Já que entrou no assunto, como foi ter uma inspiração como o Aaron Marshall participando do seu trabalho? Como foi o convite?

É surreal. Dez anos atrás eu levava músicas do Intervals para o meu professor me ajudar a tirar. Se alguém dissesse para a Jéssica daquela época que eu teria um feat com o Aaron, eu não acreditaria.

A gente se conheceu pela internet e foi se aproximando aos poucos. Durante a composição dessa última música, pensei que faria muito sentido chamá-lo, tanto pessoal quanto artisticamente. Ele topou, o que foi incrível.

No solo dele, tem uma parte com uma pegada de baião, bem brasileira. Ele quis dobrar essa parte com a banda, estendendo o solo. Ficou muito especial, porque ele colocou a identidade dele, mas também entrou nessa onda brasileira.

E falando em convite, como foi o convite para tocar com o Tool no Lollapalooza e a sensação de subir ao palco com eles? Porque eles são conhecidos por quase não ter colaborações ao vivo…

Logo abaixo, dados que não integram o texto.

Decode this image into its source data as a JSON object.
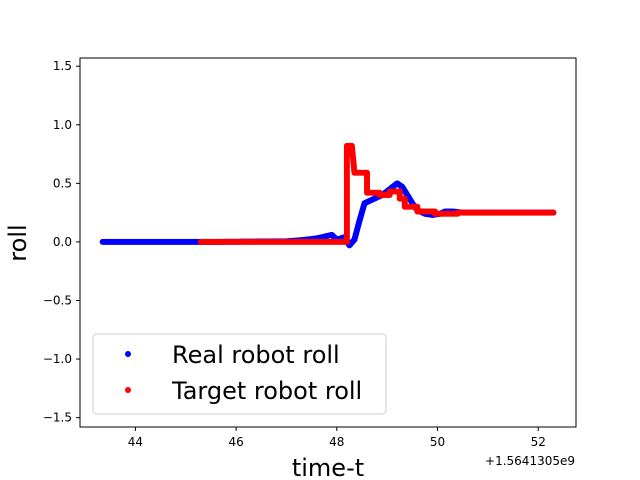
{
  "chart_data": {
    "type": "scatter",
    "title": "",
    "xlabel": "time-t",
    "ylabel": "roll",
    "x_offset_label": "+1.5641305e9",
    "xlim": [
      42.9,
      52.75
    ],
    "ylim": [
      -1.58,
      1.57
    ],
    "x_ticks": [
      44,
      46,
      48,
      50,
      52
    ],
    "x_tick_labels": [
      "44",
      "46",
      "48",
      "50",
      "52"
    ],
    "y_ticks": [
      -1.5,
      -1.0,
      -0.5,
      0.0,
      0.5,
      1.0,
      1.5
    ],
    "y_tick_labels": [
      "−1.5",
      "−1.0",
      "−0.5",
      "0.0",
      "0.5",
      "1.0",
      "1.5"
    ],
    "grid": false,
    "legend_position": "lower-left",
    "series": [
      {
        "name": "Real robot roll",
        "color": "#0000ff",
        "marker": "circle",
        "points": [
          [
            43.35,
            0.0
          ],
          [
            45.5,
            0.0
          ],
          [
            47.0,
            0.005
          ],
          [
            47.3,
            0.015
          ],
          [
            47.6,
            0.03
          ],
          [
            47.8,
            0.05
          ],
          [
            47.9,
            0.06
          ],
          [
            48.0,
            0.02
          ],
          [
            48.15,
            0.04
          ],
          [
            48.25,
            -0.03
          ],
          [
            48.35,
            0.02
          ],
          [
            48.45,
            0.18
          ],
          [
            48.55,
            0.33
          ],
          [
            48.7,
            0.36
          ],
          [
            48.9,
            0.4
          ],
          [
            49.05,
            0.45
          ],
          [
            49.2,
            0.5
          ],
          [
            49.3,
            0.47
          ],
          [
            49.4,
            0.4
          ],
          [
            49.5,
            0.33
          ],
          [
            49.6,
            0.27
          ],
          [
            49.75,
            0.24
          ],
          [
            49.9,
            0.23
          ],
          [
            50.05,
            0.24
          ],
          [
            50.15,
            0.26
          ],
          [
            50.3,
            0.26
          ],
          [
            50.5,
            0.25
          ],
          [
            51.0,
            0.25
          ],
          [
            51.5,
            0.25
          ],
          [
            52.0,
            0.25
          ],
          [
            52.3,
            0.25
          ]
        ]
      },
      {
        "name": "Target robot roll",
        "color": "#ff0000",
        "marker": "circle",
        "points": [
          [
            45.3,
            0.0
          ],
          [
            47.0,
            0.0
          ],
          [
            48.2,
            0.0
          ],
          [
            48.2,
            0.82
          ],
          [
            48.3,
            0.82
          ],
          [
            48.35,
            0.59
          ],
          [
            48.6,
            0.59
          ],
          [
            48.6,
            0.42
          ],
          [
            48.85,
            0.42
          ],
          [
            48.85,
            0.4
          ],
          [
            49.05,
            0.4
          ],
          [
            49.05,
            0.43
          ],
          [
            49.25,
            0.43
          ],
          [
            49.25,
            0.37
          ],
          [
            49.35,
            0.37
          ],
          [
            49.35,
            0.3
          ],
          [
            49.6,
            0.3
          ],
          [
            49.6,
            0.26
          ],
          [
            49.95,
            0.26
          ],
          [
            49.95,
            0.24
          ],
          [
            50.4,
            0.24
          ],
          [
            50.4,
            0.25
          ],
          [
            52.3,
            0.25
          ]
        ]
      }
    ]
  }
}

Foi surreal. O Tool realmente raramente convida alguém para participar ao vivo. Foi a primeira vez deles no Brasil, no Lollapalooza, e eu ali no palco. É uma história que eu contaria para os meus netos.

O Adam (Jones) me deu essa experiência de ser um rockstar por um dia. Passei o dia com a banda, conheci a rotina deles, tudo em outro nível. Pouco antes do show, ele ainda sugeriu que eu dobrasse o solo dele. Faltavam só 15 minutos para subir no palco.

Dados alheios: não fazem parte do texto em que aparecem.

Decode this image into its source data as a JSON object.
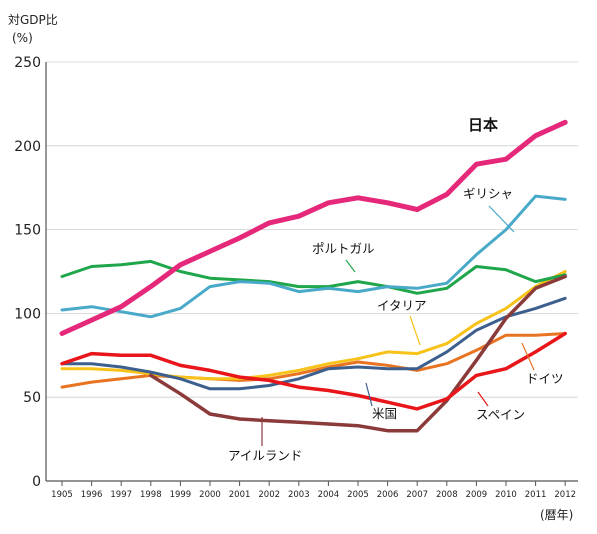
{
  "chart_data": {
    "type": "line",
    "ylabel_line1": "対GDP比",
    "ylabel_line2": "(%)",
    "xlabel": "(暦年)",
    "ylim": [
      0,
      250
    ],
    "yticks": [
      0,
      50,
      100,
      150,
      200,
      250
    ],
    "grid": true,
    "categories": [
      "1905",
      "1996",
      "1997",
      "1998",
      "1999",
      "2000",
      "2001",
      "2002",
      "2003",
      "2004",
      "2005",
      "2006",
      "2007",
      "2008",
      "2009",
      "2010",
      "2011",
      "2012"
    ],
    "series": [
      {
        "name": "日本",
        "color": "#e6287a",
        "width": 5,
        "values": [
          88,
          96,
          104,
          116,
          129,
          137,
          145,
          154,
          158,
          166,
          169,
          166,
          162,
          171,
          189,
          192,
          206,
          214
        ]
      },
      {
        "name": "ギリシャ",
        "color": "#49a9c9",
        "width": 3,
        "values": [
          102,
          104,
          101,
          98,
          103,
          116,
          119,
          118,
          113,
          115,
          113,
          116,
          115,
          118,
          135,
          150,
          170,
          168
        ]
      },
      {
        "name": "ポルトガル",
        "color": "#1fa64a",
        "width": 3,
        "values": [
          122,
          128,
          129,
          131,
          125,
          121,
          120,
          119,
          116,
          116,
          119,
          116,
          112,
          115,
          128,
          126,
          119,
          123
        ]
      },
      {
        "name": "イタリア",
        "color": "#f7c21a",
        "width": 3,
        "values": [
          67,
          67,
          66,
          64,
          62,
          61,
          61,
          63,
          66,
          70,
          73,
          77,
          76,
          82,
          94,
          103,
          116,
          125
        ]
      },
      {
        "name": "ドイツ",
        "color": "#e87321",
        "width": 3,
        "values": [
          56,
          59,
          61,
          63,
          62,
          61,
          60,
          61,
          64,
          68,
          71,
          69,
          66,
          70,
          78,
          87,
          87,
          88
        ]
      },
      {
        "name": "米国",
        "color": "#3d5f8e",
        "width": 3,
        "values": [
          70,
          70,
          68,
          65,
          61,
          55,
          55,
          57,
          61,
          67,
          68,
          67,
          67,
          77,
          90,
          98,
          103,
          109
        ]
      },
      {
        "name": "スペイン",
        "color": "#e8161b",
        "width": 3.5,
        "values": [
          70,
          76,
          75,
          75,
          69,
          66,
          62,
          60,
          56,
          54,
          51,
          47,
          43,
          49,
          63,
          67,
          77,
          88
        ]
      },
      {
        "name": "アイルランド",
        "color": "#8b3a3a",
        "width": 3.5,
        "values": [
          null,
          null,
          null,
          63,
          52,
          40,
          37,
          36,
          35,
          34,
          33,
          30,
          30,
          48,
          72,
          97,
          115,
          122
        ]
      }
    ],
    "labels": [
      {
        "series": "日本",
        "text": "日本",
        "big": true
      },
      {
        "series": "ギリシャ",
        "text": "ギリシャ"
      },
      {
        "series": "ポルトガル",
        "text": "ポルトガル"
      },
      {
        "series": "イタリア",
        "text": "イタリア"
      },
      {
        "series": "ドイツ",
        "text": "ドイツ"
      },
      {
        "series": "米国",
        "text": "米国"
      },
      {
        "series": "スペイン",
        "text": "スペイン"
      },
      {
        "series": "アイルランド",
        "text": "アイルランド"
      }
    ]
  }
}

Eu fiquei muito nervosa, mas quando você sobe e toca os primeiros acordes, tem a certeza de que está fazendo a coisa certa na vida. É isso que me faz feliz e o que eu quero fazer até não aguentar mais.

Bom, o EP sendo lançado, quais são os próximos planos?

Quero manter o projeto, fazer colaborações e tocar fora do Brasil, onde o instrumental tem mais espaço, mas também seguir tocando aqui. Tem a Falchi, tem a Iron Ladies (tributo ao Iron Maiden só com mulheres), que completou dez anos, e outros projetos vindo por aí que ainda não posso revelar.

Estou muito animada. Sei que o mercado é mais restrito, mas gosto de somar com outras pessoas e seguir criando. Esse ano promete ser muito especial.

O Smashing Pumpkins não só convidou, como também tem dado espaço e destaque à Kiki Wong no palco. Se uma banda grande te chamasse para virar membro ou uma participação especial, qual seria esse convite dos sonhos?

Se o Tool chamasse de novo, estamos dentro, sem pensar duas vezes. Mas tem muitas bandas. Eu gosto muito de Leprous, por exemplo. Faria facilmente algo com o Einar (Solberg) solo também.

Pensando em bandas, talvez o próprio Leprous fosse mais complicado, porque eles já têm duas guitarras. Então coloco o Vola como uma possibilidade, porque é uma banda com uma guitarra só e eu gosto muito do som deles.

Mas, no fim, teria que ser algo que fizesse sentido artisticamente e que eu realmente gostasse. Isso é o mais importante para mim.